Why did this happen? From a very local sense, I think it’s because he had momentarily forgotten that the track was using the Cyclone configuration. The Bypass does go straight over, and he had previously run the Bypass more often. How does someone forget the shape of the track from one lap to the next? Possibly because he was so focussed on driving faster that he had no mental capacity for anything else. Keith Code talks a lot about this in “Twist of the Wrist”. That’s a motorcycle book that somehow isn’t part of my library page (see link above). So why was my student so focused on driving faster? I think because I drove the demo laps too fast. It might be inspiring to watch skateboarders fly through the air in the X-games, but it takes years of training before one can do that safely. Performance driving is nearly as difficult, equally dangerous, and about a thousand times more expensive.

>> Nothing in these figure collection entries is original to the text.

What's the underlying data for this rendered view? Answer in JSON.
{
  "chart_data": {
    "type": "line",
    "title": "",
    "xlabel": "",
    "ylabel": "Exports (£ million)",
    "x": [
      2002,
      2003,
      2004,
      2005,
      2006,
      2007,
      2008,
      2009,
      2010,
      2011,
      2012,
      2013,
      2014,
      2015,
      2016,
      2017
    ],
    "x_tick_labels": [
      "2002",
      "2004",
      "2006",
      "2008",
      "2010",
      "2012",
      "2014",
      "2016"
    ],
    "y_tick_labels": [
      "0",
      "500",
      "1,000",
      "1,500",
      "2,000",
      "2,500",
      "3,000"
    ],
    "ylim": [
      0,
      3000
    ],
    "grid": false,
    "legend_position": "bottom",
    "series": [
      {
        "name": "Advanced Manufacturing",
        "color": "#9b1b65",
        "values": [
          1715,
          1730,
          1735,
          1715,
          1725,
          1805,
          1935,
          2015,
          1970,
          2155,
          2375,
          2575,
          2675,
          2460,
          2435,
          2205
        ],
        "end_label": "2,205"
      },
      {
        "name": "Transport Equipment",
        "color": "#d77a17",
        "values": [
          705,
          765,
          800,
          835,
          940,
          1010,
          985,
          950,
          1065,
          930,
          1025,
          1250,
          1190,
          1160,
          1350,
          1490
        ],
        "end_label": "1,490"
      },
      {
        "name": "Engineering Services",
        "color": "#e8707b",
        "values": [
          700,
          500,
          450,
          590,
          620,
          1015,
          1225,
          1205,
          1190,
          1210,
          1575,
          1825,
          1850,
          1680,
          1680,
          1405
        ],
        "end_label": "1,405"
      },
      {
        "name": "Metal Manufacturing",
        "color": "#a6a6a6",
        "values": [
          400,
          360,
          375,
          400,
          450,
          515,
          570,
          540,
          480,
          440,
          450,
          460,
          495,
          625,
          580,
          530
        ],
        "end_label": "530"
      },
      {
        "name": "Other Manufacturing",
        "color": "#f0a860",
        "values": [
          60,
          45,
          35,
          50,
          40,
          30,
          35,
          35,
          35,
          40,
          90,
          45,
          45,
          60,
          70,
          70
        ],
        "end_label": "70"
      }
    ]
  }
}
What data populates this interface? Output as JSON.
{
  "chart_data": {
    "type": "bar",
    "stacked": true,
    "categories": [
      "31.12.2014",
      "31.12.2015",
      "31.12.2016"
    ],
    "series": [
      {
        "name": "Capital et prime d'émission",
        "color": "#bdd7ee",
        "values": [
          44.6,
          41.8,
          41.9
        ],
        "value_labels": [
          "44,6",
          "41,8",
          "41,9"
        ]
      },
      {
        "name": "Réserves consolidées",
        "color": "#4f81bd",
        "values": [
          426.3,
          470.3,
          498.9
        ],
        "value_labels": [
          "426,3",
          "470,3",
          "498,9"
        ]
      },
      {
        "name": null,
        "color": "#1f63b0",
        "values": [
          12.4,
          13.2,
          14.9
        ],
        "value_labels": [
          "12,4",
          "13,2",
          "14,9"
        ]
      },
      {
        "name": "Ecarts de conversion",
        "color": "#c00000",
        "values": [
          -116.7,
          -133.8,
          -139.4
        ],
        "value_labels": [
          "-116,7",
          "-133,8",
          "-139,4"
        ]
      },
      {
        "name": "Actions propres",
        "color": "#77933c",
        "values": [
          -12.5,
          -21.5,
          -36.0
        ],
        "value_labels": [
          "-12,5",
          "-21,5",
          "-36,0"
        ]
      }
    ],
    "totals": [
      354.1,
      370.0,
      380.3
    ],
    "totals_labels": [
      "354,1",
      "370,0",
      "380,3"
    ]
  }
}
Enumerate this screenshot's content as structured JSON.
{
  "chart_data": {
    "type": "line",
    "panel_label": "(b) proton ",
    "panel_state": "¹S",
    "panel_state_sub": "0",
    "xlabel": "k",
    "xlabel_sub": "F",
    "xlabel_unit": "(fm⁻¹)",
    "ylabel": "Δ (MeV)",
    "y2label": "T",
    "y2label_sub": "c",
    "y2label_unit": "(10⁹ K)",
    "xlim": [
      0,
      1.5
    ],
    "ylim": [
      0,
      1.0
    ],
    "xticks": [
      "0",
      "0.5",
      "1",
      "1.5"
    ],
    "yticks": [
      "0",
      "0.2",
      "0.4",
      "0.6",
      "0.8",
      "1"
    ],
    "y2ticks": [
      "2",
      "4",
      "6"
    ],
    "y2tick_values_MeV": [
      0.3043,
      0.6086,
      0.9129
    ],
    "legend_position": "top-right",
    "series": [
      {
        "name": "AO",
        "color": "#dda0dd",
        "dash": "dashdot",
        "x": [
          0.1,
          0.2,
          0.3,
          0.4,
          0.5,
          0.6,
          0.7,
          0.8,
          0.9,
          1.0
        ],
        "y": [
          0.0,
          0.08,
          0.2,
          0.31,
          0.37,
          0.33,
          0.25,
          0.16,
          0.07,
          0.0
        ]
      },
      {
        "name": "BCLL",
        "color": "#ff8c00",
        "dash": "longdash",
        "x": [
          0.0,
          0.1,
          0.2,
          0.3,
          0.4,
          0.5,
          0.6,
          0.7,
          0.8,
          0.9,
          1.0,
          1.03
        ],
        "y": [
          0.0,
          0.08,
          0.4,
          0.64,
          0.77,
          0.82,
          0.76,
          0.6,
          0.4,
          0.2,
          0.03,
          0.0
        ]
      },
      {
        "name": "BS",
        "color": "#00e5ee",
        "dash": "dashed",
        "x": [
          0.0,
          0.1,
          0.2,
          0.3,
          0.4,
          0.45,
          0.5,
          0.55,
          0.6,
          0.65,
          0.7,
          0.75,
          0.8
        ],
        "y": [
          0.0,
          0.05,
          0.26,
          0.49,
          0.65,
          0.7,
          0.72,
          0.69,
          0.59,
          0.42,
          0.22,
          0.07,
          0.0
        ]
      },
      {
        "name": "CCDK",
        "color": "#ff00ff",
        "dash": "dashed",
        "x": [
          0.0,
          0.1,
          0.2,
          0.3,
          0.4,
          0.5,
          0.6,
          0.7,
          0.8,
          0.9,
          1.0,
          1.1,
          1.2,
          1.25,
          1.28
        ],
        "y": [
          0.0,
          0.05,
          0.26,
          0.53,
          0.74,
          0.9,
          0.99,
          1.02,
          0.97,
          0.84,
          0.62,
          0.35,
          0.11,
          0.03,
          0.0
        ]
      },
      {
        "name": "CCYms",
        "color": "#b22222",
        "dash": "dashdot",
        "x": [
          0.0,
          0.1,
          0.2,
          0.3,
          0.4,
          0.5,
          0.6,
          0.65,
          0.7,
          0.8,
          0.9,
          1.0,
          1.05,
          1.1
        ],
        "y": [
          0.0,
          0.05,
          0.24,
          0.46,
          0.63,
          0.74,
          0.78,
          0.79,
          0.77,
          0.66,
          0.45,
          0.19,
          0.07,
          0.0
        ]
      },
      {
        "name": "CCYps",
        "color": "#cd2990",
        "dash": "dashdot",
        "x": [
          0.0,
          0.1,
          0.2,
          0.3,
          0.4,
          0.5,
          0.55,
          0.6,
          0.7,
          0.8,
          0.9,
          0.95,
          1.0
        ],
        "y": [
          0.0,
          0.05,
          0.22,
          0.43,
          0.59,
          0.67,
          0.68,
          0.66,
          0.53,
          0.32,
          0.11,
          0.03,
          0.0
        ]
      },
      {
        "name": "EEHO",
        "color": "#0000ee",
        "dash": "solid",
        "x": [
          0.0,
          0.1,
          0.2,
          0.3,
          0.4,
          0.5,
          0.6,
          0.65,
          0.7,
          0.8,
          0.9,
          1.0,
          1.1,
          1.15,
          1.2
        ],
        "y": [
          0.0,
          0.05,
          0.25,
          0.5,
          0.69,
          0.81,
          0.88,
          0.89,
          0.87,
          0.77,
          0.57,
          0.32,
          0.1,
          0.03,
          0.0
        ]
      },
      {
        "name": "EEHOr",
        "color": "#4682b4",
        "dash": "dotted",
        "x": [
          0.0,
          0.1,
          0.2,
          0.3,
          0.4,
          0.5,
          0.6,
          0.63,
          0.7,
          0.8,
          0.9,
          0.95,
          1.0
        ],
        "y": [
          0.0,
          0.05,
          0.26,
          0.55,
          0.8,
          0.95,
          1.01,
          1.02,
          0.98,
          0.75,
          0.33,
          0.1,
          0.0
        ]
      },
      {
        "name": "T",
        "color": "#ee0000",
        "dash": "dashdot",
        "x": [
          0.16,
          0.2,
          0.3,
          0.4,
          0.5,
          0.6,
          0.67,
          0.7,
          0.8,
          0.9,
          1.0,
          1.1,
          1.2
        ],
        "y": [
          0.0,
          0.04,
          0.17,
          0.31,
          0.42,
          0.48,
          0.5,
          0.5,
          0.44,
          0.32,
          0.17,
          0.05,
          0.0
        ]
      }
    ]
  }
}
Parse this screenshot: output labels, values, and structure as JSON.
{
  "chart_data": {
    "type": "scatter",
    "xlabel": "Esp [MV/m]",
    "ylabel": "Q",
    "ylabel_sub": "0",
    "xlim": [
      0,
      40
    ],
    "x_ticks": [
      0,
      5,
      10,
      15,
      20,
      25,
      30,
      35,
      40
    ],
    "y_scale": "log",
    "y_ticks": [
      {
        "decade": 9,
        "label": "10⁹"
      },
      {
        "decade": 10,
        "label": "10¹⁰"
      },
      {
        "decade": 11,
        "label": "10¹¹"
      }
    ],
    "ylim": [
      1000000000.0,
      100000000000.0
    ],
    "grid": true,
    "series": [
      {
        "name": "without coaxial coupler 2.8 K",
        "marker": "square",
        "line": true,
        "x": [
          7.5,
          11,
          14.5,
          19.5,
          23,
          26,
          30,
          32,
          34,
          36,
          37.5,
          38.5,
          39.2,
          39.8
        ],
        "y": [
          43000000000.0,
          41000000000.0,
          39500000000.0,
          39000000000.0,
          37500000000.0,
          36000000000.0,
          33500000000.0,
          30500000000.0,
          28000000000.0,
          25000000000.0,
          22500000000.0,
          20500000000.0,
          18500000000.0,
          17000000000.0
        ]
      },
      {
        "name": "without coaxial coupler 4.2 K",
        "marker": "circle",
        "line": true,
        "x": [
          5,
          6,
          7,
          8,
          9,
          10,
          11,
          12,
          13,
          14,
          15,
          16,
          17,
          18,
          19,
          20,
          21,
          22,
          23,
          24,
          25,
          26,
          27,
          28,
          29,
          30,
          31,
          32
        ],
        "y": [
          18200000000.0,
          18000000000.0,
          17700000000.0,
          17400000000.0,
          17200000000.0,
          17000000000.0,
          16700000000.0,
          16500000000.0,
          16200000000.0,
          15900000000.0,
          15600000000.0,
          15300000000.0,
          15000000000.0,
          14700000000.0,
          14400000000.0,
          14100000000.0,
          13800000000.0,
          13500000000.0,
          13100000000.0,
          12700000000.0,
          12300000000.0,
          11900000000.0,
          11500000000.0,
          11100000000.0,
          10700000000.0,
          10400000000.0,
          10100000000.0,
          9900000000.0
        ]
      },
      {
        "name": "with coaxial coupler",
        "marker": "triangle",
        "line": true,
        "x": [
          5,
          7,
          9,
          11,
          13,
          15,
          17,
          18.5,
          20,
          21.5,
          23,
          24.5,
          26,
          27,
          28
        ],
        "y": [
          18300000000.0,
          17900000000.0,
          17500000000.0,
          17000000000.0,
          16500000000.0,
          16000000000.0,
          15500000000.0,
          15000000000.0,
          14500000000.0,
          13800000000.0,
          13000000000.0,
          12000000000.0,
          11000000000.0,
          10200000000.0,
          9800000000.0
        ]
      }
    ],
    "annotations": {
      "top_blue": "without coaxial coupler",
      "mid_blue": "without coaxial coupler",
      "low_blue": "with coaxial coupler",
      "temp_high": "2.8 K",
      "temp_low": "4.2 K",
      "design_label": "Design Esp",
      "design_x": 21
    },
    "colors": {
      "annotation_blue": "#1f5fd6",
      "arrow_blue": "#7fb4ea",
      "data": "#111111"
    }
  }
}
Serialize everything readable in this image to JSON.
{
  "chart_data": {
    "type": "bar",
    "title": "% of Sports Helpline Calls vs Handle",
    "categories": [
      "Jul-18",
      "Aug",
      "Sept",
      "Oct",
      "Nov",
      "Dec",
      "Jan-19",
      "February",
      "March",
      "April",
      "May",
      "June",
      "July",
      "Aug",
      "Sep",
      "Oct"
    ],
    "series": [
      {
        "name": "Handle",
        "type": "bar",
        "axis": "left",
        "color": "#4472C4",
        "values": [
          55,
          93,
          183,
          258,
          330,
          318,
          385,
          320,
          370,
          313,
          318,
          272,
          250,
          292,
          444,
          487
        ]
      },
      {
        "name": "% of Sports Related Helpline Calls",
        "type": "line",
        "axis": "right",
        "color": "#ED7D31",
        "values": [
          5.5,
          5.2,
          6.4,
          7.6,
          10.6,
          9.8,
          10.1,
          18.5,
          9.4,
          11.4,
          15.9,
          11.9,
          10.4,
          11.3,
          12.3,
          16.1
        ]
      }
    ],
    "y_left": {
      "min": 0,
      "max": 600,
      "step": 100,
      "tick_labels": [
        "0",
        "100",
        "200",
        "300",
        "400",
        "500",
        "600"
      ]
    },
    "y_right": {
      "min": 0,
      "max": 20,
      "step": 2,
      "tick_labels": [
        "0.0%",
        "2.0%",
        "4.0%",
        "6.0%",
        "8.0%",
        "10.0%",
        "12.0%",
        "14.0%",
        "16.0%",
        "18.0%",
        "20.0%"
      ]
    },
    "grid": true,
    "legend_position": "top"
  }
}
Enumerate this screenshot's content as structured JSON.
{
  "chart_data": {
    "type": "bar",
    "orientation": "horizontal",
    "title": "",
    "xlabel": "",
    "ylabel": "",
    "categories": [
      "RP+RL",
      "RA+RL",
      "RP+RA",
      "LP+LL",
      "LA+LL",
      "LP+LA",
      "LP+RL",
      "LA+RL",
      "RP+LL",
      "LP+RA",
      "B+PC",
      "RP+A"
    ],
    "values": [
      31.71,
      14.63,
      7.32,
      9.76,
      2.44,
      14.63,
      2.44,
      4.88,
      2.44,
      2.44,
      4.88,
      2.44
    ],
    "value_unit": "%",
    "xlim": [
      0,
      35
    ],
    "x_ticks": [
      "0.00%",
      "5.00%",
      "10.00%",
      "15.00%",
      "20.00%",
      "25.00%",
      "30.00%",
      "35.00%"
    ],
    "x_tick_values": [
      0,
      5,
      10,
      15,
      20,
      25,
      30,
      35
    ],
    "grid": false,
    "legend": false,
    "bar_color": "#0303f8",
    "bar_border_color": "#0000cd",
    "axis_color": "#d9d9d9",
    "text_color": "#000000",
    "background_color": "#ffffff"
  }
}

This experience has me reflecting on the plusses and minuses of coach demo laps. On the plus side, the students have a lot of fun. It’s like a rollercoaster ride. They can also learn a lot by watching. Coaches also enjoy it because the students look at them like superstars. On the minus side, some students may become so emboldened that they are no longer safe. To me, that one minus outweighs all the plusses. Safety is the #1 priority. No more fast demo laps for me.

BTW, the rest of the day was great. We both learned some valuable lessons that day and had a lot of fun doing it.